Lean Manufacturing: A Paradigm Shift in Attacking Waste
As a consultant of Lean Manufacturing I interact with multiple companies every year wanting to learn if there is something their company could work on to give them a strategic advantage in their marketplace. During these interactions I often ask how their company uses measurement to drive improvement and more specifically, how do they measure waste? This key question is the driving force behind Lean, since the way traditional companies measure waste is very different to the way a Lean company measures waste.

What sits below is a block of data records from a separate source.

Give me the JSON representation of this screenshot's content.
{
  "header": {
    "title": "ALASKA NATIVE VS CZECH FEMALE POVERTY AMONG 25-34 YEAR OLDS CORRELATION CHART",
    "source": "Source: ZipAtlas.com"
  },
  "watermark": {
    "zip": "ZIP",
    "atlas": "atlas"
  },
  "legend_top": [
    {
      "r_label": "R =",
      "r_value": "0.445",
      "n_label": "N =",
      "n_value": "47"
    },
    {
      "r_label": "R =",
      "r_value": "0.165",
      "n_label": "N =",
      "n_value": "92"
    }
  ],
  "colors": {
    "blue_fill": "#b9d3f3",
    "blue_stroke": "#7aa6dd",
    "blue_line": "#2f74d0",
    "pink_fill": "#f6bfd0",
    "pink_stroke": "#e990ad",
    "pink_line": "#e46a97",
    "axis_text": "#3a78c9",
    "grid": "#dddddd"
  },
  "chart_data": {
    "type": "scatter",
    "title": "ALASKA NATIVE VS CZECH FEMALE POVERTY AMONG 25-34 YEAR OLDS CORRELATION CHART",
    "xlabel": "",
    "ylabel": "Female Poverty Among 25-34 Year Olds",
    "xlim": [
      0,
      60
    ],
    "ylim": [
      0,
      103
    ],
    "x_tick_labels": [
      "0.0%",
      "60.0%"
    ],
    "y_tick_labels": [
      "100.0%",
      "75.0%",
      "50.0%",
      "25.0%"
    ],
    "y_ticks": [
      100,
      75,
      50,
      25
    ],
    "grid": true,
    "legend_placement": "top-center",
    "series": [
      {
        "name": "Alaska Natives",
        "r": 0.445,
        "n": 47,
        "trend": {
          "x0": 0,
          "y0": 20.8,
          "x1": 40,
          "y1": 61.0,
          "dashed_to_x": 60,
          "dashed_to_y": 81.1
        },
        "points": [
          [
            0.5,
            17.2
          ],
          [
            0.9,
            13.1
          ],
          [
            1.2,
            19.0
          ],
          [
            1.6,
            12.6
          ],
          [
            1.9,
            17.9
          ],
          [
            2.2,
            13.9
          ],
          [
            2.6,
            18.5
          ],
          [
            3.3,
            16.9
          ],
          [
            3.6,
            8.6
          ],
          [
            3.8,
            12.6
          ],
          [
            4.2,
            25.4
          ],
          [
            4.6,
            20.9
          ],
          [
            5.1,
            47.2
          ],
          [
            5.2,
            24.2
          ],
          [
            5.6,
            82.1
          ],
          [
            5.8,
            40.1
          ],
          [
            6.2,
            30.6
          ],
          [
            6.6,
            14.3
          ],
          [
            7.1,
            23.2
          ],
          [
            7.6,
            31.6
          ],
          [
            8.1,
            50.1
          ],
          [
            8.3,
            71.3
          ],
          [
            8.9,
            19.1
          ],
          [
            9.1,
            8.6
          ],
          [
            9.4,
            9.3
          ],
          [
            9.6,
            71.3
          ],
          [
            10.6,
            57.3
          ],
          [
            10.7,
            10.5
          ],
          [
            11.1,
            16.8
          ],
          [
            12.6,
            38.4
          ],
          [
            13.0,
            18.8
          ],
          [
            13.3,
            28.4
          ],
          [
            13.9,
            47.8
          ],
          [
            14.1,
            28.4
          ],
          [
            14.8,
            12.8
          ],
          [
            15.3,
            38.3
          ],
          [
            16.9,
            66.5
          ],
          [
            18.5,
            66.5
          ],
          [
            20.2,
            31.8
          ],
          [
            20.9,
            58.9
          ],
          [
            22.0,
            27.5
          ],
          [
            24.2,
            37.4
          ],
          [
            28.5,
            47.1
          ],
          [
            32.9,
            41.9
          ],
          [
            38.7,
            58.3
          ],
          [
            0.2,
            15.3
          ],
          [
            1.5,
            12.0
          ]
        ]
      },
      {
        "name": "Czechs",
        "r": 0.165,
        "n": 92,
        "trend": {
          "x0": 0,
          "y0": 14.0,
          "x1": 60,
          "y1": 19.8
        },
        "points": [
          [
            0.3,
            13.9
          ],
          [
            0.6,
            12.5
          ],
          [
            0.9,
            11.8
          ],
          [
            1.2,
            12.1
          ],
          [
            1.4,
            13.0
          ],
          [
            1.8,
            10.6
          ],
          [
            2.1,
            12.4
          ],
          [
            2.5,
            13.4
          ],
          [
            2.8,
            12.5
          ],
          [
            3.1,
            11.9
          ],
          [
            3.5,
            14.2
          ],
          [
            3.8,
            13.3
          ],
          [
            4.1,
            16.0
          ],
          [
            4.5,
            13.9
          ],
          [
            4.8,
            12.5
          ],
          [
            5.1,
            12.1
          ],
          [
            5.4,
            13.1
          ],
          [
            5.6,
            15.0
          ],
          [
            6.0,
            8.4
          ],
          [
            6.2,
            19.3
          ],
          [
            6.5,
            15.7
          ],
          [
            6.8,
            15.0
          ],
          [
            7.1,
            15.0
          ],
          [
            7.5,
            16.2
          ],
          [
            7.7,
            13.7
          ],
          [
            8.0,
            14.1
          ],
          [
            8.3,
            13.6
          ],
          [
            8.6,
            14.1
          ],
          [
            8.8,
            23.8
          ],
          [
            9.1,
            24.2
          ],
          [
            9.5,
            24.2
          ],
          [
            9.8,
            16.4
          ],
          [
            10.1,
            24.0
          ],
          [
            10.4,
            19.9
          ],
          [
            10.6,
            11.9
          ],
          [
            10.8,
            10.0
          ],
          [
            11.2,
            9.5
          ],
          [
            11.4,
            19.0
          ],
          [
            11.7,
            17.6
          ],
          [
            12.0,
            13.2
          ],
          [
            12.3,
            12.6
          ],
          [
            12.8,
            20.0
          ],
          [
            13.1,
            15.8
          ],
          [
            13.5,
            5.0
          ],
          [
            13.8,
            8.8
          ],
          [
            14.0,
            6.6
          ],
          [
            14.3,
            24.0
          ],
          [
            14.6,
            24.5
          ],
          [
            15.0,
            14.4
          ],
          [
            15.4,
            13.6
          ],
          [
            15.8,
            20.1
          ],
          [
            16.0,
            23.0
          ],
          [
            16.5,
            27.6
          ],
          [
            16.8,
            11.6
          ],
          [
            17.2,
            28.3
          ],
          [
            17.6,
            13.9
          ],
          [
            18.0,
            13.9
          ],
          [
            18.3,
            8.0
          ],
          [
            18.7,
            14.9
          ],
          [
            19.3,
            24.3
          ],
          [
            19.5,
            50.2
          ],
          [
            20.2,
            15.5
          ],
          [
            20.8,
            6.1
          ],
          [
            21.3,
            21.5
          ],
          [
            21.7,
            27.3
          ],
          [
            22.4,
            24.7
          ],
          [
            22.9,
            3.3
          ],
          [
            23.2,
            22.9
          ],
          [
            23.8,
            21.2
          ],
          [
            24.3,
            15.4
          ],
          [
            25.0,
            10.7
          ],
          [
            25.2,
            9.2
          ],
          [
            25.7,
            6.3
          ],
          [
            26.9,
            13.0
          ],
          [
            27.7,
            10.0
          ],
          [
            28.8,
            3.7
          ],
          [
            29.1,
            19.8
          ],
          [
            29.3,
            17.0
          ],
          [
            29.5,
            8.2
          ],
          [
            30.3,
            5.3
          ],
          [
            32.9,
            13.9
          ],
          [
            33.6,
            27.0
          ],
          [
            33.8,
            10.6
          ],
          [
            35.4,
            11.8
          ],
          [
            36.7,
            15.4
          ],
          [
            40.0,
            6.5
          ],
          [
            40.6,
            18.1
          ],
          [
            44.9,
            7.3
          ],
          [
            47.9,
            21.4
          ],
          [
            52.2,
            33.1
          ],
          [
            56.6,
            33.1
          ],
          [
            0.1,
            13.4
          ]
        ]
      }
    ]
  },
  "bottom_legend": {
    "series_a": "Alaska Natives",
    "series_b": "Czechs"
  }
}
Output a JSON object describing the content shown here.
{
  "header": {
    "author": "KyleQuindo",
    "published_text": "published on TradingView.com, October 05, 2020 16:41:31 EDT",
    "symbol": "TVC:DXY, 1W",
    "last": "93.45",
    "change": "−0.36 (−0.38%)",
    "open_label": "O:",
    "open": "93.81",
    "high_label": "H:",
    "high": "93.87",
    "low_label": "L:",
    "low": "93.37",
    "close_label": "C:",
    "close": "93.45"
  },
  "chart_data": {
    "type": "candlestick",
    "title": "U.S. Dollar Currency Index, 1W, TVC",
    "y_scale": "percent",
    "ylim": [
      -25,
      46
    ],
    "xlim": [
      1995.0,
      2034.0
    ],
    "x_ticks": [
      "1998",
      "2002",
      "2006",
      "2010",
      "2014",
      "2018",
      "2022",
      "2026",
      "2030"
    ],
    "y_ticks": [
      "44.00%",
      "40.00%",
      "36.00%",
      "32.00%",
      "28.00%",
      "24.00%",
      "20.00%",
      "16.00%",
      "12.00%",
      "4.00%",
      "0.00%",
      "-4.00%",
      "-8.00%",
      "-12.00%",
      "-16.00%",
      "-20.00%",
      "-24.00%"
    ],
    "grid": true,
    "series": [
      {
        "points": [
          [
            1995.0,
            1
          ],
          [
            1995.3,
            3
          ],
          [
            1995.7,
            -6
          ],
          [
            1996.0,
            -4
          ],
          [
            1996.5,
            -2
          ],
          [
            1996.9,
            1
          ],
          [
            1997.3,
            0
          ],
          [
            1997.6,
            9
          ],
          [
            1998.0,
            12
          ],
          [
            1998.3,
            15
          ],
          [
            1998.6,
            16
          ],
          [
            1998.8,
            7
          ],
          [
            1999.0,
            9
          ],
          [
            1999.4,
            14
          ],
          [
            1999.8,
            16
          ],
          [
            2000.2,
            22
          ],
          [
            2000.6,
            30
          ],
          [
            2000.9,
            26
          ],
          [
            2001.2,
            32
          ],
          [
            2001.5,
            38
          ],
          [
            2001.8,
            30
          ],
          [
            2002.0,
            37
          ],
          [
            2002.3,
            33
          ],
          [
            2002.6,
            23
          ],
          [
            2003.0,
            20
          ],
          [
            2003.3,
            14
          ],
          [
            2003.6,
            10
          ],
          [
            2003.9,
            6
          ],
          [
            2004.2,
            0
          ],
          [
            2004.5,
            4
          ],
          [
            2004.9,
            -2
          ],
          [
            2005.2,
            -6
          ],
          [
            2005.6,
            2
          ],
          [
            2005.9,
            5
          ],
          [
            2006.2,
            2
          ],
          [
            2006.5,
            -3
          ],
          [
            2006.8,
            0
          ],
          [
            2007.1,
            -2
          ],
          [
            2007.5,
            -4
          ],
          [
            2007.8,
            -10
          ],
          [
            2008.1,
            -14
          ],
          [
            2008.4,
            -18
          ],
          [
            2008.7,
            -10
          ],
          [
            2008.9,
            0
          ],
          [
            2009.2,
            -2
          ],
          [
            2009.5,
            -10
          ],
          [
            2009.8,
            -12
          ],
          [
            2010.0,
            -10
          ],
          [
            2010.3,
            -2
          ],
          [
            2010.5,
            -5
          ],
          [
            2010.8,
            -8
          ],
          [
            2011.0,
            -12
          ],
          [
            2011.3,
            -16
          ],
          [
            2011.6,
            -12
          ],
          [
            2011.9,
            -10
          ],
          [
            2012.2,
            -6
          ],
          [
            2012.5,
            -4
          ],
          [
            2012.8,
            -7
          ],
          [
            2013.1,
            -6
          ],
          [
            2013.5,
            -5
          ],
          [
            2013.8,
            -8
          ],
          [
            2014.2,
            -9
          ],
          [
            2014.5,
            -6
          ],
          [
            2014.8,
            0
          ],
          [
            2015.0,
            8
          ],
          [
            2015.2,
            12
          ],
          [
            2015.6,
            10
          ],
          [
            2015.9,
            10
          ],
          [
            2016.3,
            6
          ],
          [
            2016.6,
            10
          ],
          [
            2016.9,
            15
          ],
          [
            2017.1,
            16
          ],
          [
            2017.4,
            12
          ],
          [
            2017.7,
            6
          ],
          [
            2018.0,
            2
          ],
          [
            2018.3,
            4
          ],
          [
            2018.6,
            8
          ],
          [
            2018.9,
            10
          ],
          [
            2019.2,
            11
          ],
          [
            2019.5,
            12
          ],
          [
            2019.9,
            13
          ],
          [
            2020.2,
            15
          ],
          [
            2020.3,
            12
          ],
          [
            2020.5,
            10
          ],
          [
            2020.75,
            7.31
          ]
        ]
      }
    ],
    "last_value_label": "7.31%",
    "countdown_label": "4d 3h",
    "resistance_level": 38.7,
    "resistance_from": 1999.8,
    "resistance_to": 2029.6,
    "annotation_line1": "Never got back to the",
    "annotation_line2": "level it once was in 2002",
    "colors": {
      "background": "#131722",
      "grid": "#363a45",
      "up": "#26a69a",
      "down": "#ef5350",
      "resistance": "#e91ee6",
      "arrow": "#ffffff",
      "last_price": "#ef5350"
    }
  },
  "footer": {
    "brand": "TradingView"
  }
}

I find it very interesting when the traditional “Quality Driven” company only tracks their waste by the amount of un-sellable product it produces. While this can be a useful measurement, in itself it is not very lean. Since raw material costs in manufacturing are usually quite high and our accounting systems are built to track the product it can sell versus raw material costs, this type of waste measurement is clearly the most common. The problem with using this as your sole measurement of waste is that it promotes an organization to only focus on the product rather than the process that produces the product. Lean companies believe that bad product is a symptom of a bad process. Just like a runny nose is a symptom of a cold. The idea is to track the causes of waste and not the symptoms. If you focus on fixing the causes of waste then the symptoms (bad product) should go away. This is definitely a paradigm shift for most traditional companies but when used to attack the root cause it proves to be very valuable. In my experience, most companies see a minimum of a 10% reduction in waste over the first year by tracking and attacking the causes of waste and not their symptoms.